Dia mengakui saat ini tingkat hunian sedang sepi, namun hal ini merupakan periode awal tahun, yakni Januari hingga Mei masuk masa sepi atau low season bagi industri perhotelan di Kota Tepian.
Leny menjelaskan pada periode low season, kamar-kamar hotel di Samarinda lebih banyak diisi oleh wisatawan domestik, terutama dari kota/kabupaten sekitar seperti Bontang, Kutai Kartanegara (Kukar), hingga Kutai Timur yang berkunjung untuk berlibur.
PHRI Samarinda belum memprediksi apakah kebijakan efisiensi anggaran oleh pemerintah, baik pusat dan daerah, akan berdampak pada industri perhotelan pada masa satu tahun.
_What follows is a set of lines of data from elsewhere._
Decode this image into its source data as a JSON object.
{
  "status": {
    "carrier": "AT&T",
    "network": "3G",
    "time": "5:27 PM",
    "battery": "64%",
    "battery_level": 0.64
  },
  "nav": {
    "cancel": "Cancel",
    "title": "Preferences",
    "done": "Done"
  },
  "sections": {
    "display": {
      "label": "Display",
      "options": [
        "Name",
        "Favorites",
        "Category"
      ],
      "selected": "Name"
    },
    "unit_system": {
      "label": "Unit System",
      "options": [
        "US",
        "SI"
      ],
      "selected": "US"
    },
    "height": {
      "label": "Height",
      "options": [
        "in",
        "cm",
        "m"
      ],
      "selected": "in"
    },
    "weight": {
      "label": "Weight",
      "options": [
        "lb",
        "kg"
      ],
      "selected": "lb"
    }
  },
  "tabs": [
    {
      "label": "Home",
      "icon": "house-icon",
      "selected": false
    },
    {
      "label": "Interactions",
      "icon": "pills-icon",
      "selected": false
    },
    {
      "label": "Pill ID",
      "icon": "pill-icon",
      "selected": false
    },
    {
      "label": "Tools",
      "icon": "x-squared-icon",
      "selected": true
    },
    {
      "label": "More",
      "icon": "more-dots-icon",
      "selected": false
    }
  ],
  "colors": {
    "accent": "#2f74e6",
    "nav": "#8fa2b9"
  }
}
Sebab, kegiatan-kegiatan instansi pemerintah, lanjut Lenny, seringkali mulai ramai pada triwulan kedua dan mencapai puncaknya pada Agustus hingga Desember. Dan okupansi hotel di Samarinda akan meningkat pada masa itu.
Leny mengakui kegiatan-kegiatan pemerintah memberikan kontribusi terhadap pendapatan hotel di Samarinda. Sehingga jika terjadi pengurangan anggaran yang berimbas pada kegiatan pemerintah minim di hotel, potensi penurunan pendapatan tidak dapat dihindari.
Menyikapi kekhawatiran tersebut, PHRI Samarinda belum menerima keluhan terkait dampak efisiensi anggaran pemerintah dari para anggota. T
ermasuk informasi mengenai pengurangan karyawan atau bahkan pemutusan hubungan kerja di sektor jasa perhotelan Samarinda akibat kebijakan tersebut.